I think we should make a distinguo here in needing a man: is it related to needing a man in a relationship or in a society?

In the first case I’d say it depends: if I should consider that your message is directed to heterosexual woman there are many that are not heterosexual ergo they won’t be interested romantically and physically in man.
So needing a man in this case is doubtful and should be discussed.

From a societal prospective instead I think that man is needed more than many would like to admit.

That is my take on it


Men really just need to learn their lane, to understand our own value and stop pretending that we understand what women need…what everyone needs is for men to focus on themselves and grow to the point past believing they have the capacity, ability and right to even comment about this - let alone say it publicly and not be embarrassed

2 hours ago, M134 said:

Men really just need to learn their lane, to understand our own value and stop pretending that we understand what women need…what everyone needs is for men to focus on themselves and grow to the point past believing they have the capacity, ability and right to even comment about this - let alone say it publicly and not be embarrassed

I don’t get what you are saying..
Ok I agree that improving is essential but I don’t understand the embarrassing thing that you are saying..
Can you explain it?

2 hours ago, Australopiteco said:

Man you’ve thrown yourself in a cage of lion(ess) here with your statements 😂
This take some guts and I congrats with you for this, I mean it..
I think this one of those places where, overall, more hetero woman thinks they don’t need a man or that man is good for nothing but let’s go trough it.

I think we should make a distinguo here in needing a man: is it related to needing a man in a relationship or in a society?

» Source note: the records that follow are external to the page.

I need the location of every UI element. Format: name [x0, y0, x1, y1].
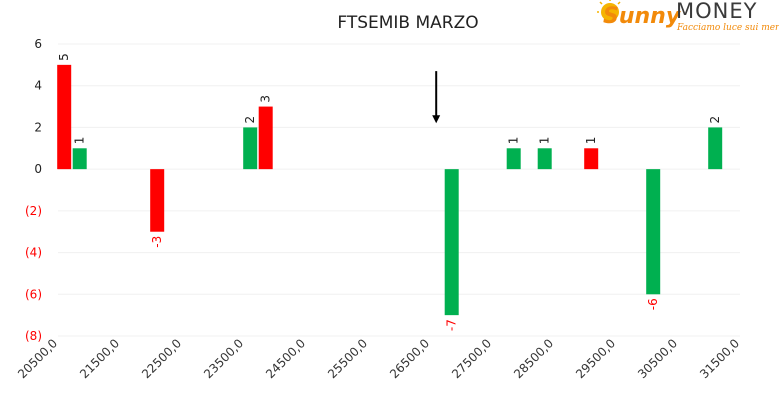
bar — [506, 148, 521, 170]
data-label: 1 — [538, 137, 552, 145]
gridlines — [58, 43, 740, 337]
logo-brand-money: MONEY — [676, 0, 757, 23]
x-tick-label: 26500,0 — [387, 336, 432, 381]
data-label: 3 — [259, 95, 273, 103]
chart-title: FTSEMIB MARZO — [337, 13, 478, 33]
x-tick-label: 23500,0 — [201, 336, 246, 381]
x-tick-label: 21500,0 — [77, 336, 122, 381]
sun-icon — [601, 3, 619, 21]
x-tick-label: 27500,0 — [449, 336, 494, 381]
data-label: 2 — [243, 116, 257, 124]
y-axis-ticks: 6 4 2 0 (2) (4) (6) (8) — [25, 37, 42, 343]
x-tick-label: 28500,0 — [511, 336, 556, 381]
y-tick-label: (8) — [25, 329, 42, 343]
sun-rays-icon — [597, 0, 621, 13]
bar — [72, 148, 87, 170]
bar — [243, 127, 258, 170]
y-tick-label: (6) — [25, 287, 42, 301]
y-tick-label: 0 — [34, 162, 42, 176]
bar — [708, 127, 723, 170]
data-labels: 5 1 -3 2 3 -7 1 1 1 -6 2 — [57, 53, 722, 331]
y-tick-label: (2) — [25, 204, 42, 218]
x-tick-label: 31500,0 — [697, 336, 742, 381]
x-tick-label: 22500,0 — [139, 336, 184, 381]
bar — [537, 148, 552, 170]
data-label: 2 — [708, 116, 722, 124]
x-tick-label: 29500,0 — [573, 336, 618, 381]
y-tick-label: 6 — [34, 37, 42, 51]
data-label: 5 — [57, 53, 71, 61]
logo-tagline: Facciamo luce sui mercati — [676, 23, 779, 33]
data-label: 1 — [584, 137, 598, 145]
sunny-money-logo: Sunny MONEY Facciamo luce sui mercati — [597, 0, 779, 33]
data-label: 1 — [507, 137, 521, 145]
data-label: -6 — [646, 298, 660, 310]
data-label: 1 — [73, 137, 87, 145]
bar — [646, 169, 661, 295]
y-tick-label: (4) — [25, 246, 42, 260]
x-axis-ticks: 20500,0 21500,0 22500,0 23500,0 24500,0 25500… — [15, 336, 742, 381]
x-tick-label: 30500,0 — [635, 336, 680, 381]
bar — [57, 64, 72, 170]
bars — [57, 64, 723, 316]
x-tick-label: 24500,0 — [263, 336, 308, 381]
y-tick-label: 2 — [34, 120, 42, 134]
y-tick-label: 4 — [34, 79, 42, 93]
annotations — [432, 71, 441, 124]
data-label: -3 — [150, 236, 164, 248]
bar — [150, 169, 165, 232]
bar — [584, 148, 599, 170]
logo-brand-word: Sunny — [603, 4, 682, 29]
arrow-down-icon — [432, 115, 441, 124]
bar — [444, 169, 459, 316]
bar — [258, 106, 273, 170]
data-label: -7 — [445, 319, 459, 331]
x-tick-label: 25500,0 — [325, 336, 370, 381]
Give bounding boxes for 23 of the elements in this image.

In the first case I’d say it depends: if I should consider that your message is directed to heterosexual woman there are many that are not heterosexual ergo they won’t be interested romantically and physically in man.
So needing a man in this case is doubtful and should be discussed.

From a societal prospective instead I think that man is needed more than many would like to admit.

That is my take on it


I am not afraid to admit I need a man

I admit I require a man for balance and challenge,to forge trust, to bring order and calm,to lead with integrity,to provide safety and to build beside.t
this allows my she/they energy to finally rest in a safe harbor also biologically a woman's nervous system can co-regulate with a grounded protective male presence also when he provides calm with his presence he can biologically help you shift out of fight or flight a man who provides safety triggers a release of the hormone oxytocin and a female
This hormonal response lowers cortisol allowing the woman to soften because she realizes she's safe beside a steadfast anchor not to mention the procreative drive your biologically built to respond to a man who doesn't run from responsibility but leans into it nature created men for balance designed for the women a man frequencey to challenge and sharpen one another while you are whole on your own your biology recognizes that standing with a man who loves without hesitation creates a structural integrity that a person doing everything alone simply cannot achieve your body isn't a cage it's a map it tells you that even the strongest fire needs a hearth to hold it

6 hours ago, FunSin said:

Well you have be able to get in her head before getting in her body. So she can truly feel freed, safe, and be able to submit without worrying about anything she might do wrong or worry about baggage she’s been holding onto from the past

You show me a man who actually takes the time to do that and I will bow down and kiss your feet

If "i dont need a man" stripped masculinity, was it even there to begin with?

There are many factors the go in the ion need a man movement, and a lot of that is on us as men.

Reproduction is the only true need of both a woman and man, everything else is open game (religion/culture may vary)

Instead of describing the perfect man, how about we hold the lacking ones accountable?